"Oh, how do you do?" he said. "I say, I've just heard that Harvard beat Princeton this afternoon. Great, isn't it?"

In two minutes they were talking like old friends. How do these silly asses do it?

When Dressed Hogs are Dull

An equally unsuccessful type of conversation, often overheard at receptions, is where one of the two parties to it is too surly, too stupid, or too self-important and too rich to talk, and the other labours in vain.

The surly one is, let us say, a middle-aged, thick-set man of the type that anybody recognizes under the name Money Hog. This kind of person, as viewed standing in his dress suit, mannerless and stupid, too rich to have to talk and too dull to know how to, always recalls to my mind the head-line of the market reports in the newspapers, "Dressed Hogs are Dull."

The other party to the conversation is a winsome and agreeable woman, trying her best to do her social duty.

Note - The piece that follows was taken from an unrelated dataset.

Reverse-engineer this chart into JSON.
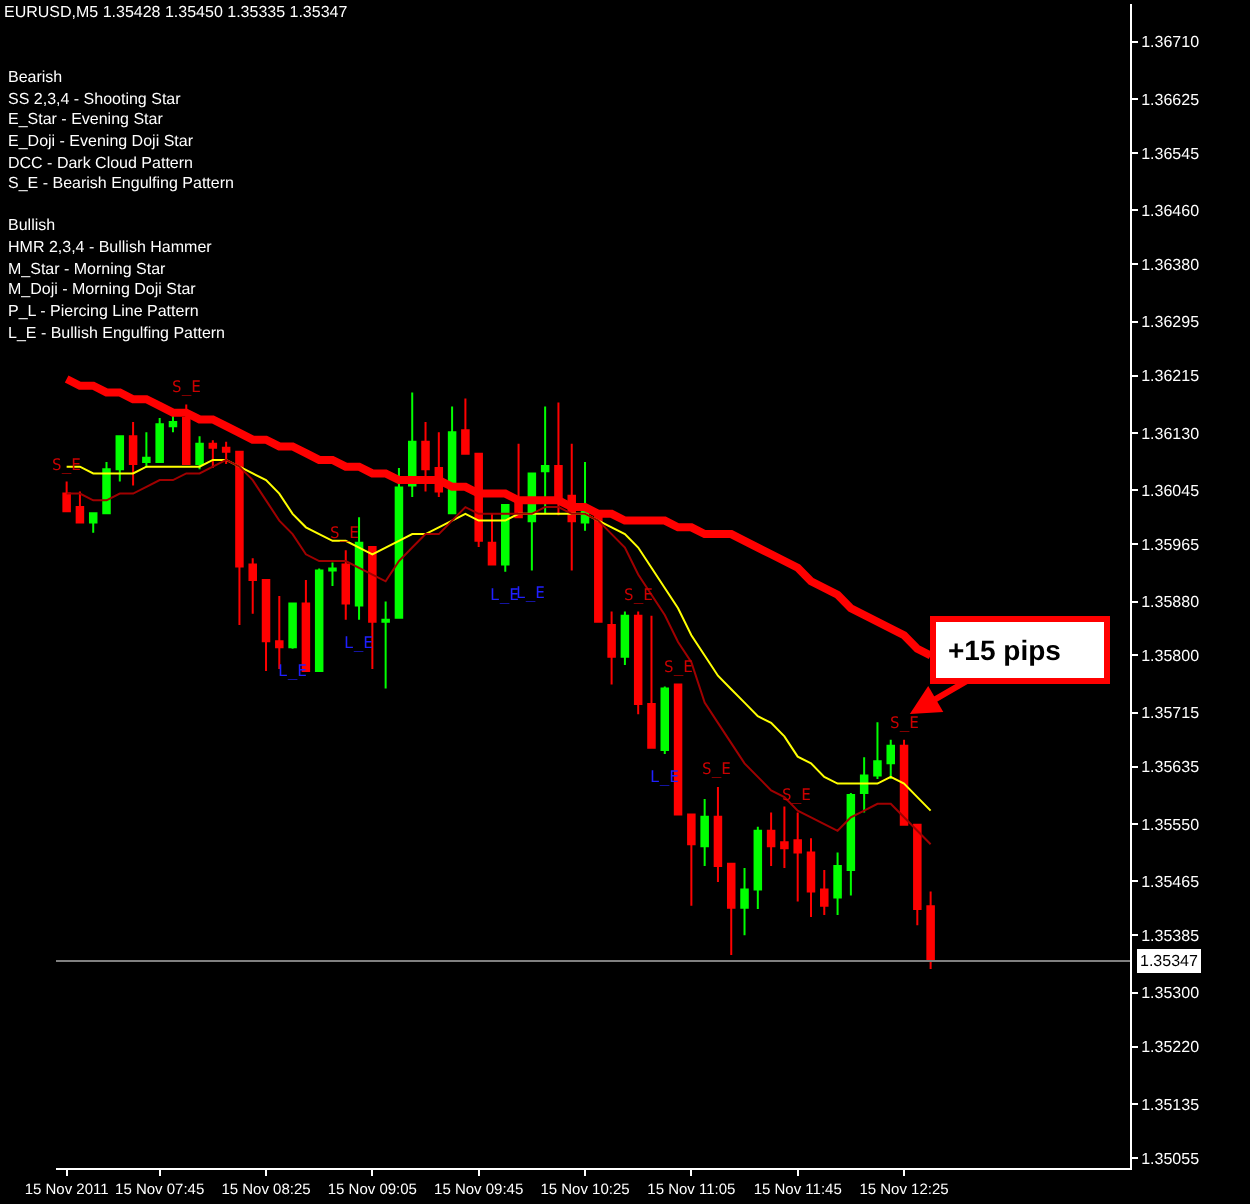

But, tenez, as the Comtesse of Z—— would say, I can exactly illustrate the position and attitude of the two of them from a recollection of my childhood. I remember that in one of my nursery books of forty years ago there was a picture entitled "The Lady in Love With A Swine." A willowy lady in a shimmering gown leaned over the rail of a tessellated pig-sty, in which an impossibly clean hog stood in an attitude of ill-mannered immobility. With the picture was the rhyming legend,

There was a Lady in love with a swine,
"Honey," said she, "will you be mine?
I'll build you a silver sty
And in it you shall lie."
"Honk!" said He.

There was something, as I recall it, in the sweet willingness of the Lady that was singularly appealing, and contrasted with the dull mannerless passivity of the swine.

In each of the little stanzas that followed, the pretty advances of the Lady were rebuffed by a surly and monosyllabic "honk" from the hog.